Leslie Phillips is not an easy man to figure out. There is ennui behind the bonhomie. He describes himself as bossy, though more tolerant now than he was as a young man. His immodesty is Olympian, but self-aggrandisement is often a device people use to counter low self-esteem. When he tells me how good he has been as a father, it is really himself he is trying to convince, I suspect, as if he is still judging himself for the break-up with his first wife. ‘I don’t go to church very often,’ he says at one point, ‘but I’m very good. I’m a good person. I’m not horrible to people.’
Similarly, what comes across as boasting about his career as a serious actor is probably just anxiety that his early comedy work will overshadow it. The role he really wants to play, he says, is King Lear – Sir Antony Hopkins once promised to direct. ‘I don’t know whether I will get the chance now. I doubt it.’

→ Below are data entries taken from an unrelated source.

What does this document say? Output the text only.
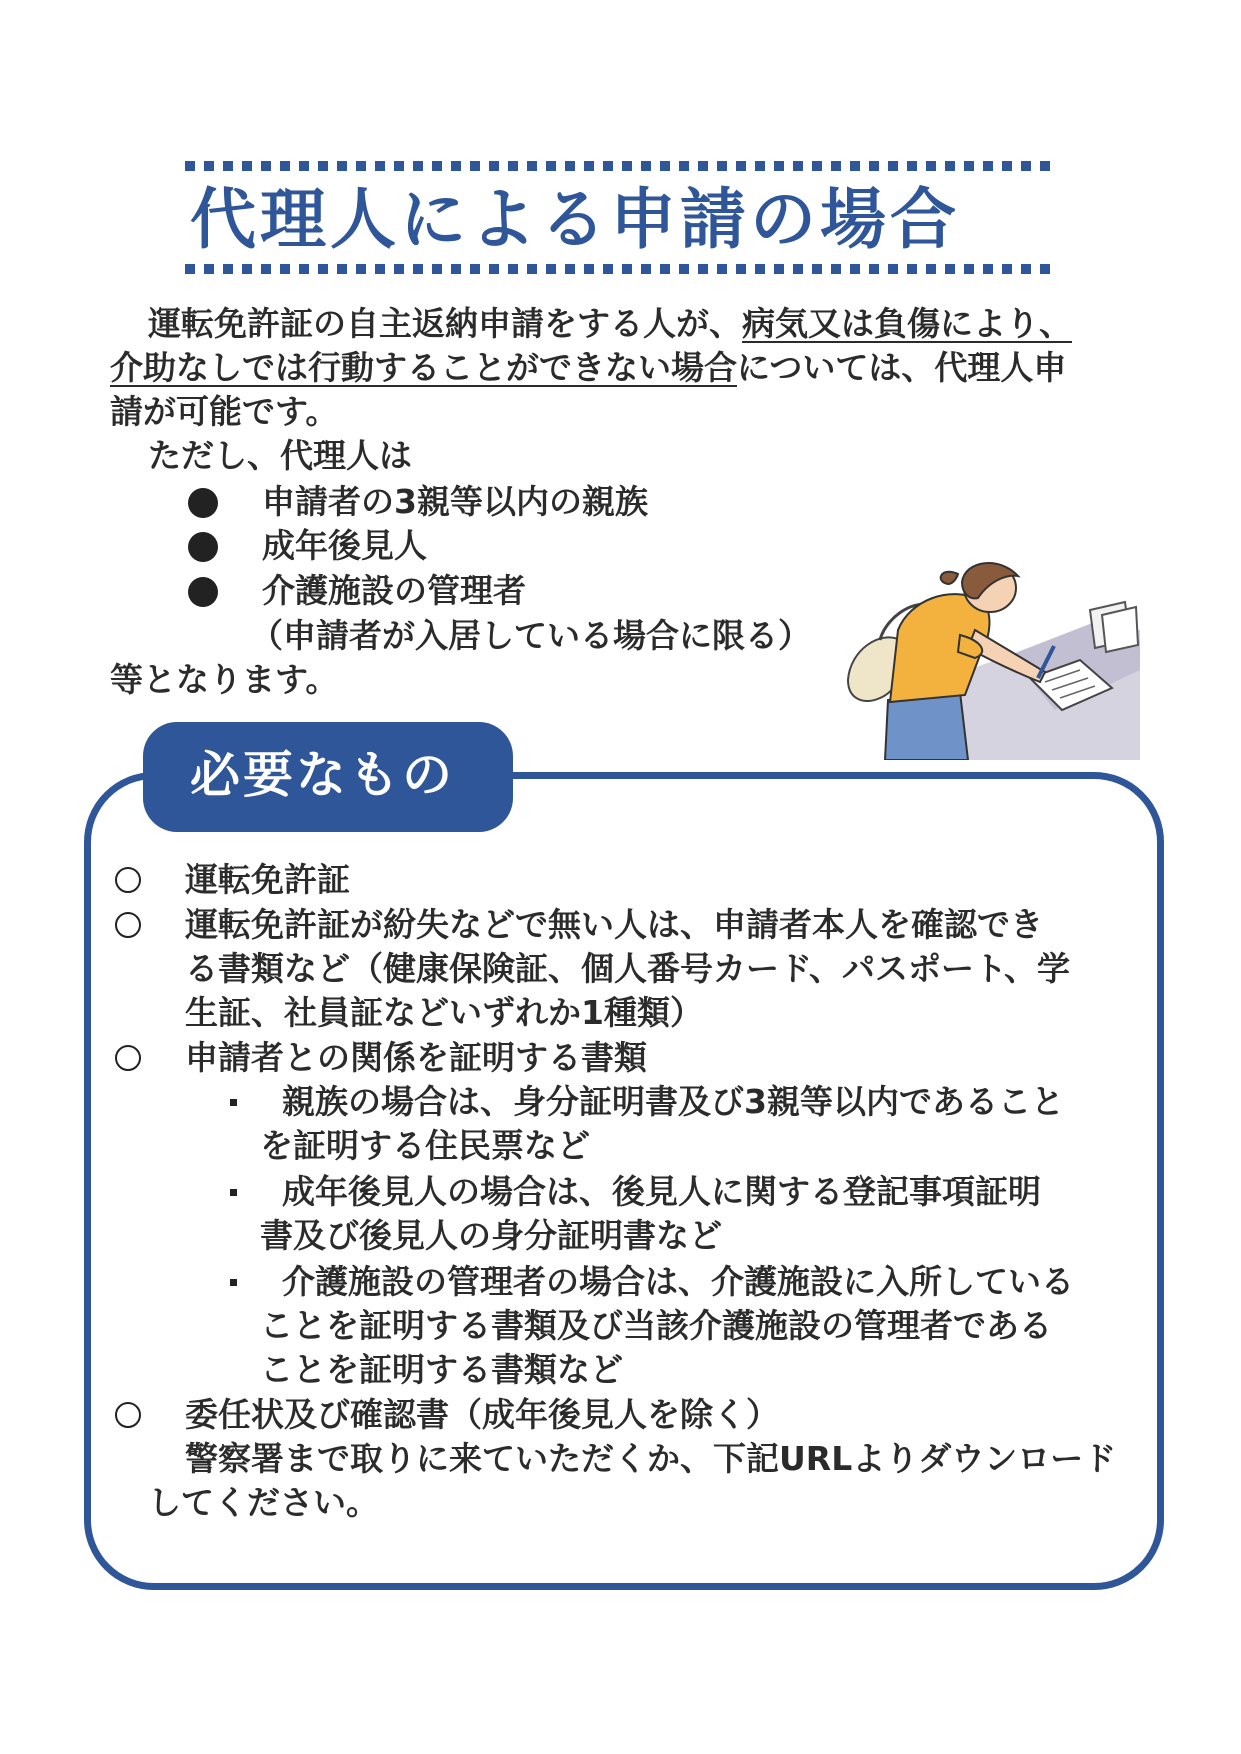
代理人による申請の場合
運転免許証の自主返納申請をする人が、病気又は負傷により、
介助なしでは行動することができない場合については、代理人申
請が可能です。
ただし、代理人は
申請者の3親等以内の親族
成年後見人
介護施設の管理者
（申請者が入居している場合に限る）
等となります。
必要なもの
運転免許証
運転免許証が紛失などで無い人は、申請者本人を確認でき
る書類など（健康保険証、個人番号カード、パスポート、学
生証、社員証などいずれか1種類）
申請者との関係を証明する書類
親族の場合は、身分証明書及び3親等以内であること
を証明する住民票など
成年後見人の場合は、後見人に関する登記事項証明
書及び後見人の身分証明書など
介護施設の管理者の場合は、介護施設に入所している
ことを証明する書類及び当該介護施設の管理者である
ことを証明する書類など
委任状及び確認書（成年後見人を除く）
警察署まで取りに来ていただくか、下記URLよりダウンロード
してください。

He thinks his early comic roles were vulgar and undignified. He tells me he wanted to do more ‘classy’ roles. The word classy is revealing, especially as he goes on to say that he can’t stand it when people don’t speak clearly, with good diction. ‘Everyone I’ve been associated with romantically has been middle-class. They have been well-spoken.’
He reinvented himself, but he can’t escape the past. How cruel that, instead of being buried and forgotten, all those Carry On films are still being repeated, constantly, all around the world. And one thinks of all those terrible, scarring events from which Phillips can’t escape: the deaths of his father, his mother, his first wife, his first child.
The extent to which he still lives in the shadow of the past is illustrated most clearly, and touchingly, in his attitude to children. ‘I worry about seeing children at risk,’ he tells me. ‘Mothers not holding their children’s hands in traffic, or near the edge of a platform when the train is coming. I can’t stand it and have to intervene sometimes. I have to take the child’s hand myself because I get so terribly anxious.’
Here is a man, then, who can demonstrate a deep understanding of the fragility of life and yet, the next moment, be chuckling to himself as he swipes at another moth. Which is what he does now. It escapes him and flutters in my direction. I grab for it. Success. ‘Well done!’ he says, with the same intonation he used for the words ‘ding-dong!’ all those years ago.